Disclosure on sustainability issues is inconsistent and by and large ineffective. Some companies don’t report at all, many report using boilerplate language, and few report using metrics. While some companies disclose sustainability information in SEC filings, many only publish standalone sustainability reports, which are not an effective format for investors. As an example, climate change impacts all of society. Nevertheless, few companies effectively disclose information on the topic to investors. Two-thirds of companies in key sectors have either no disclosure or use only vague, boilerplate language for climate change disclosure in Form 10-K. When sustainability disclosure is subject to the same stringent rules as financial disclosure, investors will be able to more fully integrate sustainability information in investment decision-making.
Corporate sustainability reports and the proliferation of ESG-related questionnaires don’t do the job. They lack the rigor and standardization of SEC filings. Shareholder proposals – two-thirds of which are now about ESG matters – are burdensome for both issuers and investors. This is symptomatic of the market dysfunction around sustainability information – there is extraordinary frustration on the part of issuers with questionnaires and shareholder resolutions, and the same frustrations are shared by investors without access to material, investor-grade data sets that are a true and fair representation of performance. We have a window of opportunity to make the call for a market standard for sustainability disclosure.
This is why we are excited about the SEC’s recent Concept Release. This is a critical juncture in capital markets history. It’s time for the SEC to formalize corporate sustainability disclosure in the regulatory framework.

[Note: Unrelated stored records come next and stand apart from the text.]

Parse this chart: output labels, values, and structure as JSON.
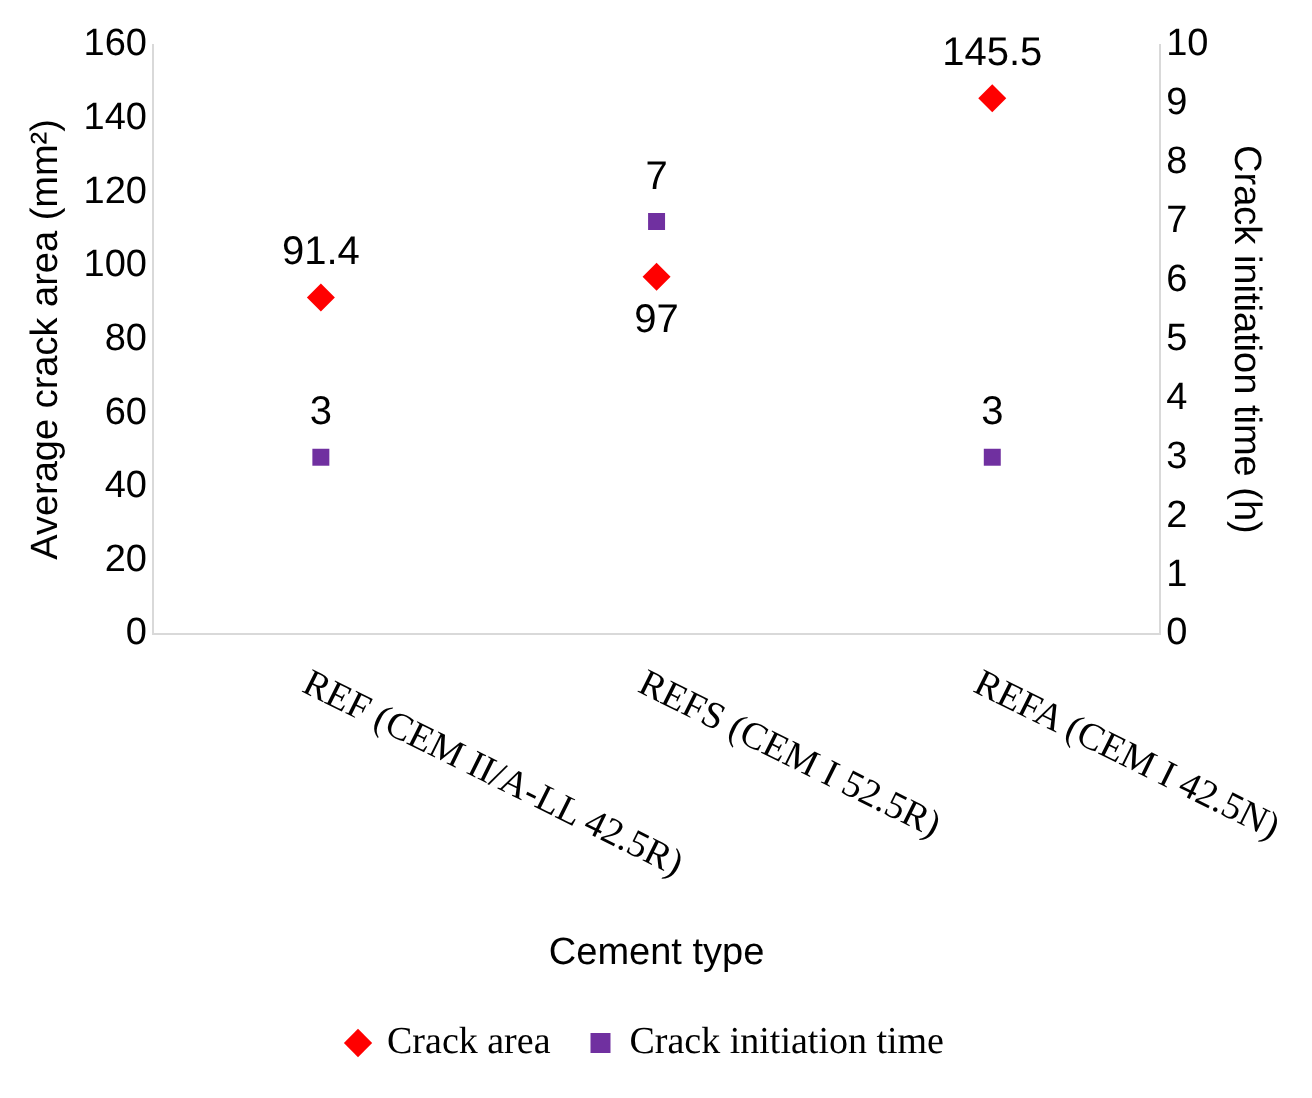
{
  "chart_data": {
    "type": "scatter",
    "xlabel": "Cement type",
    "ylabel": "Average crack area (mm²)",
    "y2label": "Crack initiation time (h)",
    "categories": [
      "REF (CEM II/A-LL 42.5R)",
      "REFS (CEM I 52.5R)",
      "REFA (CEM I 42.5N)"
    ],
    "series": [
      {
        "name": "Crack area",
        "color": "#ff0000",
        "values": [
          91.4,
          97,
          145.5
        ],
        "marker": "diamond"
      },
      {
        "name": "Crack initiation time",
        "color": "#7030a0",
        "values": [
          3,
          7,
          3
        ],
        "marker": "square",
        "axis": "y2"
      }
    ],
    "ylim": [
      0,
      160
    ],
    "yticks": [
      0,
      20,
      40,
      60,
      80,
      100,
      120,
      140,
      160
    ],
    "y2lim": [
      0,
      10
    ],
    "y2ticks": [
      0,
      1,
      2,
      3,
      4,
      5,
      6,
      7,
      8,
      9,
      10
    ],
    "data_labels": true,
    "legend": "bottom",
    "grid": false
  }
}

The SEC’s public comment period is open until July 21, 2016. We urge investors, asset managers, corporations, and the public at large to send an unmistakable signal to the SEC that sustainability-related information is of utmost importance. Sustainability issues are financial issues and the fact that they do reflect material information is much better understood since the last time the Commission looked carefully at these issues. Without sustainability issues reflected in the regulatory filings of public companies, investors have an incomplete picture of the full breadth of risk and opportunity that exists in their portfolio companies. It’s time to change that.